US markets generally took the signing of Phase One of the US/China trade deal in its stride, initially moving lower as reports from China stated, ‘they will only buy what they need, and when they need it’.
Argentine wheat shipments to Asia are poised to climb to a record high over the coming months as a drought curbs Australian production, and Black sea inventories tighten
Precautions are being taken in China as the Government attempts to control the outbreak of a new coronavirus that threatens to spread across the country, raising concerns on the financial markets and its potential impact upon the economy
Export prices of Russian wheat reached their highest level since the marketing season began, due to demand from major customers and risks relating to Russian proposals to introduce an export quota
EU prices are up about €1.50/tonne on the week touching a near2-year high, supported by good international demand, with little signs that the trend would ease in the coming weeks
French prices continue to firm as the ongoing transport strikes over pension reform cripples rail services, and rolling stoppages by dock workers leaves exporters struggling to get supplies to export and domestic locations
EU exporters are seen switching cargoes away from France due to the logistical problems, to either Germany or the Baltic states, although this is also seen inflating their regional premiums as an already heavy export program has reduced available supplies.

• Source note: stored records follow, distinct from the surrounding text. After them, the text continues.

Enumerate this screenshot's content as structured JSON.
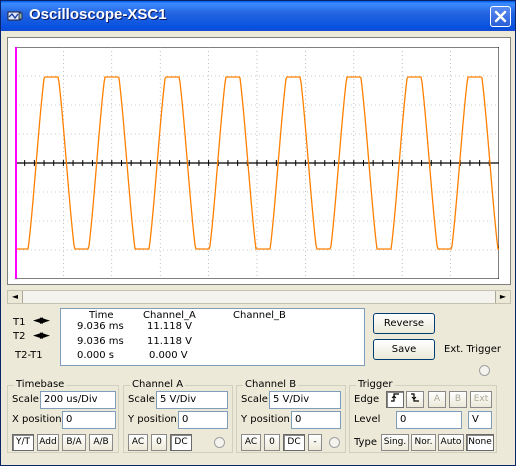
{
  "window": {
    "title": "Oscilloscope-XSC1"
  },
  "colors": {
    "trace": "#ff8000",
    "cursor": "#ff00ff",
    "titlebar": "#0054e3",
    "face": "#ece9d8"
  },
  "signal": {
    "shape": "clipped-sine",
    "cycles_visible": 8
  },
  "readout": {
    "headers": {
      "time": "Time",
      "cha": "Channel_A",
      "chb": "Channel_B"
    },
    "rows": [
      {
        "label": "T1",
        "time": "9.036 ms",
        "cha": "11.118 V",
        "chb": ""
      },
      {
        "label": "T2",
        "time": "9.036 ms",
        "cha": "11.118 V",
        "chb": ""
      },
      {
        "label": "T2-T1",
        "time": "0.000 s",
        "cha": "0.000 V",
        "chb": ""
      }
    ]
  },
  "buttons": {
    "reverse": "Reverse",
    "save": "Save",
    "ext_trigger": "Ext. Trigger"
  },
  "timebase": {
    "title": "Timebase",
    "scale_label": "Scale",
    "scale": "200 us/Div",
    "xpos_label": "X position",
    "xpos": "0",
    "modes": [
      "Y/T",
      "Add",
      "B/A",
      "A/B"
    ]
  },
  "channel_a": {
    "title": "Channel A",
    "scale_label": "Scale",
    "scale": "5  V/Div",
    "ypos_label": "Y position",
    "ypos": "0",
    "coupling": [
      "AC",
      "0",
      "DC"
    ]
  },
  "channel_b": {
    "title": "Channel B",
    "scale_label": "Scale",
    "scale": "5  V/Div",
    "ypos_label": "Y position",
    "ypos": "0",
    "coupling": [
      "AC",
      "0",
      "DC",
      "-"
    ]
  },
  "trigger": {
    "title": "Trigger",
    "edge_label": "Edge",
    "edge_sources": [
      "A",
      "B",
      "Ext"
    ],
    "level_label": "Level",
    "level": "0",
    "level_unit": "V",
    "type_label": "Type",
    "types": [
      "Sing.",
      "Nor.",
      "Auto",
      "None"
    ]
  }
}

UK prices are down 50p/tonne on the week, as slightly firmer global markets are negated by a rise in the UK£.
Much focus has been centred on UK planting progress – or the lack of it – over the past week or so of dry weather. Currently the dry period looks like ending, at least for a while, next week so progress may be only possible in the short term.
Imported maize continues to be a competitive option for UK compounders for the 2020/21 winter feeding season and this remains as a threat to UK wheat prices next season.
Likewise, UK millers, who are well aware that milling wheat imports will almost certainly increase significantly next season, are monitoring the price of imported German A wheat, and other wheat from other origins, which will then set a cap on UK milling wheat prices.
Short-term, demand isn’t going away, and prices will stay supported. Long-term the market will be driven by weather, and by when the farmer ‘brings the wheat to market’ especially across much of the EU and Russia.